完全に見下した目をしている。俺が同じ目を向けられるようになったら、終わりだろうな。気をつけておかないと。
「ミリアさんは、平和のために頑張ってる。それを邪魔するのなら、私は許さないよ」
ルイズはいつもの笑顔ではなく、ゴミを見るような目で貴族たちを見ていた。きっと、ルイズにとっては平和を乱す姿そのものだったのだろう。おそらくは、貴族たちの未来は良くないことになる。それでも、俺はこの場で止める気にはならなかった。
「活躍していなかったというのなら、お前達も同じではないか!」
「その通りだ! どの口で文句を!」
「恥を知れと言ったはずだ。お前達は、いつまで他人のせいにし続けるつもりだ?」
周囲を見回しながら言うと、貴族たちは再び黙り込む。周囲を見回すユフィアは、微笑みながら俺に向けて話しかけてくる。
「では、どのような罰を与えますか? 殿下の言葉を無視したのですから、相応の対応が必要でしょう」
あまり苛烈な選択をすれば、周囲に敵が増えるだろう。機嫌を損ねただけで破滅するとなれば、好意を持たれるはずもないのだから。
それでも、ただ会議を妨害するだけの存在をのさばらせる理由はない。そこまで考えて、量刑を決めた。

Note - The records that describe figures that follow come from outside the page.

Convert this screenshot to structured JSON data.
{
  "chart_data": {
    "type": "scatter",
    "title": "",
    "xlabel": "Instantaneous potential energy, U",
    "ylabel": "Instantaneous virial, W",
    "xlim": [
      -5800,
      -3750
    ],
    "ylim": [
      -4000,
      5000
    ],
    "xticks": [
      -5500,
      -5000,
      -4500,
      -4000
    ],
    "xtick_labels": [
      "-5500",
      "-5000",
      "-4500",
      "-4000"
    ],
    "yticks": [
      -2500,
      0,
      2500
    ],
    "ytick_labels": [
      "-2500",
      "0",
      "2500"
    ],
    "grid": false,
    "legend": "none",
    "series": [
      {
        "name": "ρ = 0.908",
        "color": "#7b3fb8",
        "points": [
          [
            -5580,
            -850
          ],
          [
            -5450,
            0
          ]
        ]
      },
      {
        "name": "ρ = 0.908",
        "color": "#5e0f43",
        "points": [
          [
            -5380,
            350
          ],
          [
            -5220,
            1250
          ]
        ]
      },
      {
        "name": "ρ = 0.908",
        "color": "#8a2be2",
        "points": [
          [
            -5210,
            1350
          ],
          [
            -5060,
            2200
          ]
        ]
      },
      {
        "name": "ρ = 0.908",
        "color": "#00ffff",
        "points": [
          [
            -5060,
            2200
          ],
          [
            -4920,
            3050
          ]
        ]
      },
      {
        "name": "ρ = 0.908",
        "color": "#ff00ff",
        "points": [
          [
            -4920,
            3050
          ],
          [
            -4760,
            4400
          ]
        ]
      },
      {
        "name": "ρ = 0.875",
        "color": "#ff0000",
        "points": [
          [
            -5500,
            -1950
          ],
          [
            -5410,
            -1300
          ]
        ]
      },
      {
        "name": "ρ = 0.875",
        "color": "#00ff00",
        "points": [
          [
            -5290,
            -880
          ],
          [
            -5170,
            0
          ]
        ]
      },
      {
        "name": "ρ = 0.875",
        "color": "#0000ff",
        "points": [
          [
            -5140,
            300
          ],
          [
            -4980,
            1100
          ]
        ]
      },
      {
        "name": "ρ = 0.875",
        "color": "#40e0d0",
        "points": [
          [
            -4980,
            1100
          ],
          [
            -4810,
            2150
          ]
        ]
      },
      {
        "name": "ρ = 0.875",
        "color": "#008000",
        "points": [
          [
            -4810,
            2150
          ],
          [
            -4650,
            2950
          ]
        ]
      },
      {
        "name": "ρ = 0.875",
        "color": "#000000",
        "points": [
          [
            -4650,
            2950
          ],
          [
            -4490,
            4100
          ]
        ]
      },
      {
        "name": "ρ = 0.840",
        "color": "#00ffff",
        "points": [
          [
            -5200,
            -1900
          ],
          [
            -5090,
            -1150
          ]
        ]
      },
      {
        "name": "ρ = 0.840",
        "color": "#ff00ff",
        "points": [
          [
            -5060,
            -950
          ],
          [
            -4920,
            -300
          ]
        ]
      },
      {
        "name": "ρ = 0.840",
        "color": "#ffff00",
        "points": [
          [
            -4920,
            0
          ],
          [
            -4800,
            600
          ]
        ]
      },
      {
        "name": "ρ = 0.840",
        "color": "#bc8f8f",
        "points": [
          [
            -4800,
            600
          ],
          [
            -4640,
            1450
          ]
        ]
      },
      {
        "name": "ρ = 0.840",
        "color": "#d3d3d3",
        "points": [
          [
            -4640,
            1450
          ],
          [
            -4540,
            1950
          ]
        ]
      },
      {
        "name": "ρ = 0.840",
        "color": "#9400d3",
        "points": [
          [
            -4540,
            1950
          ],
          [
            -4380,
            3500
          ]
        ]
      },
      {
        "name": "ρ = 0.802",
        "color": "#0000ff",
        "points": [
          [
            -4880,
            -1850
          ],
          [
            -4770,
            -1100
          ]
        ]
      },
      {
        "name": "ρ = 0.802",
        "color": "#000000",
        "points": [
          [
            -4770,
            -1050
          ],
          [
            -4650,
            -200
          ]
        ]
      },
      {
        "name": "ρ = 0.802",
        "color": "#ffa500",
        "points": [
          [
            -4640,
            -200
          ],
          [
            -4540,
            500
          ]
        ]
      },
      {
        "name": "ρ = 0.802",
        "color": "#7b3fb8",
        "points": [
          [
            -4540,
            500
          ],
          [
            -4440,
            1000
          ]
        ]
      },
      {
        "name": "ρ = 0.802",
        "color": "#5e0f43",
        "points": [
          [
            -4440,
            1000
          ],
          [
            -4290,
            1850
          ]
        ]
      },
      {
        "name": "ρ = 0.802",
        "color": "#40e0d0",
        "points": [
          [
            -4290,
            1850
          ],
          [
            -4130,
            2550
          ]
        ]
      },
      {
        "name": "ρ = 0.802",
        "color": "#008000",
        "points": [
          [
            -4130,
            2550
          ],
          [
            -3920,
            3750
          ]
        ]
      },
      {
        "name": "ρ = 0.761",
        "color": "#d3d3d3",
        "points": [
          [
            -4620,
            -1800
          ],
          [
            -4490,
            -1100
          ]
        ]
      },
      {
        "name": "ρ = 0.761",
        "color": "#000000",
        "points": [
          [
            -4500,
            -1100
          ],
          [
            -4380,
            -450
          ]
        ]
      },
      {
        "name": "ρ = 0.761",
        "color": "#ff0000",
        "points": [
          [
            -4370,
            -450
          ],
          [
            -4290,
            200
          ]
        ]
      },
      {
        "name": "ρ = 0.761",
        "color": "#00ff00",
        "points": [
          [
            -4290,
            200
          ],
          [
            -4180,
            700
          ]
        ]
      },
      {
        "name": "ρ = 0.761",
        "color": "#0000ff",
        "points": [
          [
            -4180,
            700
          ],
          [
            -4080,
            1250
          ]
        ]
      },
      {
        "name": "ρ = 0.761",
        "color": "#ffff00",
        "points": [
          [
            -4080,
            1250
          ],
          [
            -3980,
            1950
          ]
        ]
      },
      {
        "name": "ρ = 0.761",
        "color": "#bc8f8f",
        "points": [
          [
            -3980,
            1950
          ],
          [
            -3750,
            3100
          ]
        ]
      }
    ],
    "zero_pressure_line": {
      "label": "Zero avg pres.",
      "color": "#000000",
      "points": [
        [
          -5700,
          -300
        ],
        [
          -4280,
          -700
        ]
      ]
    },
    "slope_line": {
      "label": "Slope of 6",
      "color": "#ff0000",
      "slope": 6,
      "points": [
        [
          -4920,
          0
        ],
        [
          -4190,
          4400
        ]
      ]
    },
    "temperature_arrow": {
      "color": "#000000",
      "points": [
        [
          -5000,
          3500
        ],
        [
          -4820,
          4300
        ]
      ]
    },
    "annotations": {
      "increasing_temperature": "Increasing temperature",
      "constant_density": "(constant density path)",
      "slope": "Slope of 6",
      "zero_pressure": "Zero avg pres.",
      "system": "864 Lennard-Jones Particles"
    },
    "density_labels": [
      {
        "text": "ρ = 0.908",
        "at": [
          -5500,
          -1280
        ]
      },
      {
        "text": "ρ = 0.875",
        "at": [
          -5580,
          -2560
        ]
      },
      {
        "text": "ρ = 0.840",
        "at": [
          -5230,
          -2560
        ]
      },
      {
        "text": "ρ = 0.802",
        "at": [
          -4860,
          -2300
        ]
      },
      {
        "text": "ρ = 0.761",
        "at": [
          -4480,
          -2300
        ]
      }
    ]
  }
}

「では、今後半年、お前達には会議への出席を禁止する。何が会議に求められているのか、しっかりと理解してもらおう」
ミリアは満足げに頷き、ユフィアは楽しそうな顔でこちらを見ていた。おおよそ、狙い通りに進んだと言えるだろう。
これからも、俺は王宮内でのバランスを取り続ける。自らの意思で権力の動きを調整できるようにとの決意を込めて、俺はまっすぐに前を見た。